The titanium alloy material is immersed in a 10-15% caustic soda tank for 5 minutes, washed with pure water, washed with pure water, and then immersed in an acid washing solution consisting of hydrofluoric acid: nitric acid: water = 2: 15: 83 for 3-5 minutes. After washing, washing with pure water and drying, dipping titanium alloy material in 20-30% of silicon oxide, 5% of sodium oxide, and immersing water remaining in water glass composed of water and impurities for 10 minutes to form a water glass layer on the surface. 5 minutes in an oven or an electric furnace maintained at 110 to 130 ° C. to remove moisture from the water glass layer to form a 20 μm thick silicon oxide layer on the surface.

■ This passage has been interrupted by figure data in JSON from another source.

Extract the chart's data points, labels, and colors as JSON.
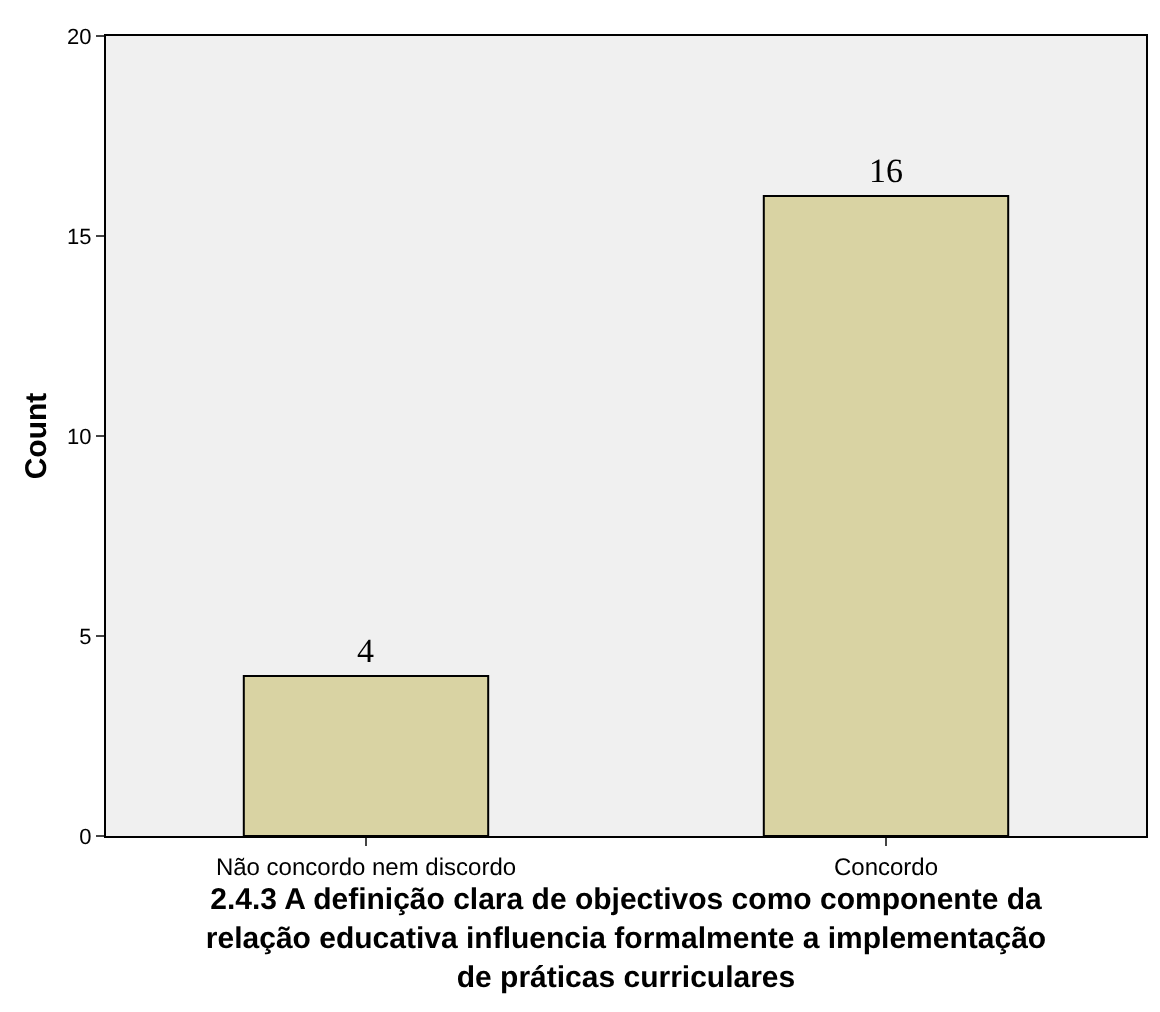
{
  "chart_data": {
    "type": "bar",
    "categories": [
      "Não concordo nem discordo",
      "Concordo"
    ],
    "values": [
      4,
      16
    ],
    "color": "#d9d3a3",
    "xlabel": "2.4.3 A definição clara de objectivos como componente da\nrelação educativa influencia formalmente a implementação\nde práticas curriculares",
    "ylabel": "Count",
    "ylim": [
      0,
      20
    ],
    "yticks": [
      0,
      5,
      10,
      15,
      20
    ],
    "data_labels": true,
    "grid": false,
    "legend": false
  }
}
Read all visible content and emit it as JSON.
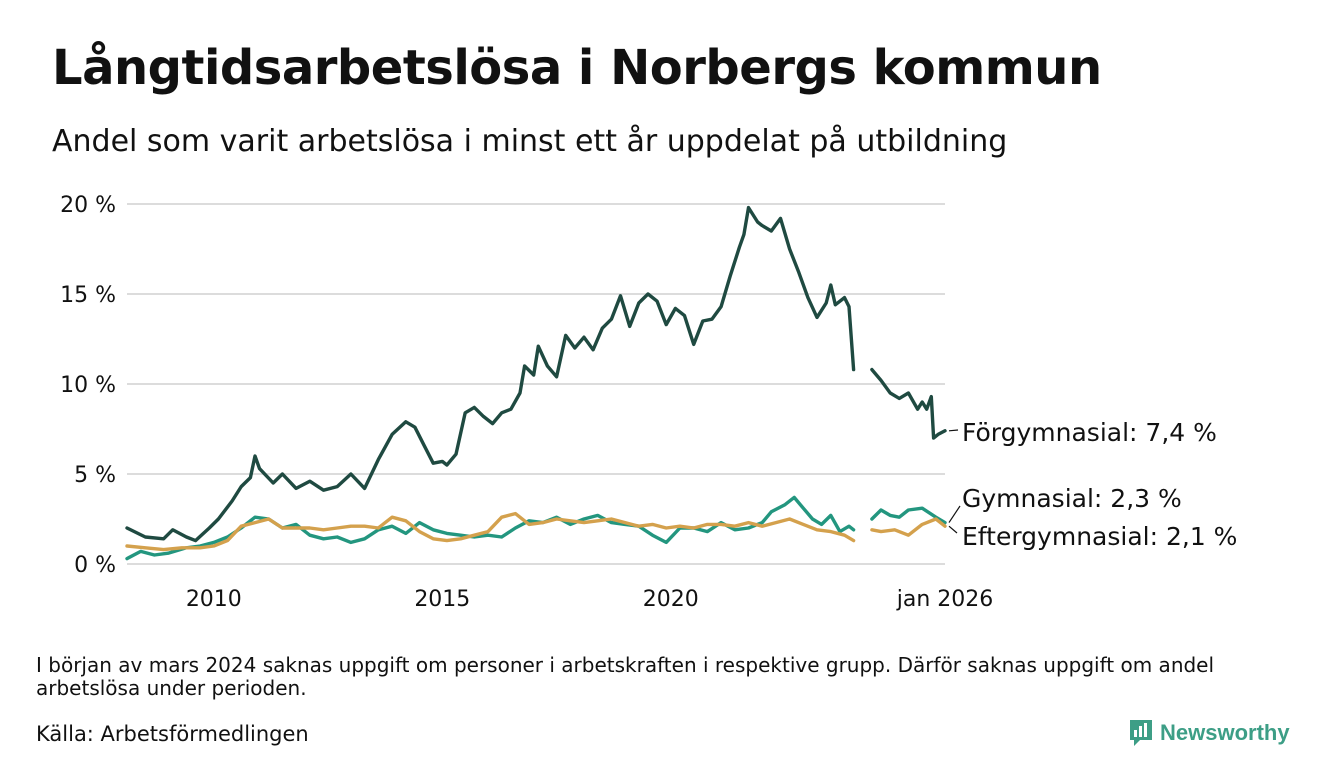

When the test specimen was produced by forging a titanium alloy material having such a silicon oxide layer, the thickness of the surface oxide layer was 3 μm (see FIG. 1).

[Comparative Example]

As a result of producing a test specimen as in Example by forging a conventional titanium alloy material, an oxide layer of 15 μm or less was observed (see FIG. 2).

Claims (4)

Alkali-washing and acid-washing a titanium alloy material, soaking in water glass and drying, forming a silicon oxide layer on the surface of a titanium alloy material, and forging, The titanium alloy material surface treatment method characterized by the above-mentioned. The titanium alloy material according to claim 1, wherein the water glass comprises about 20 to 30% silicon oxide and about 5% sodium oxide, and the remaining components are composed of water and impurities, and an alkaline liquid material having a pH of 10 to 11. Surface treatment method. The method of claim 1, wherein the water glass has a viscosity of about 35 to 36 seconds at 18 ° C. when tested with a pod cup # 4. The method of claim 1, wherein the drying of the liquid water glass layer formed on the surface of the titanium alloy is performed in an oven or an electric furnace maintained at 110 to 130 ° C. for 5 minutes to 10 minutes.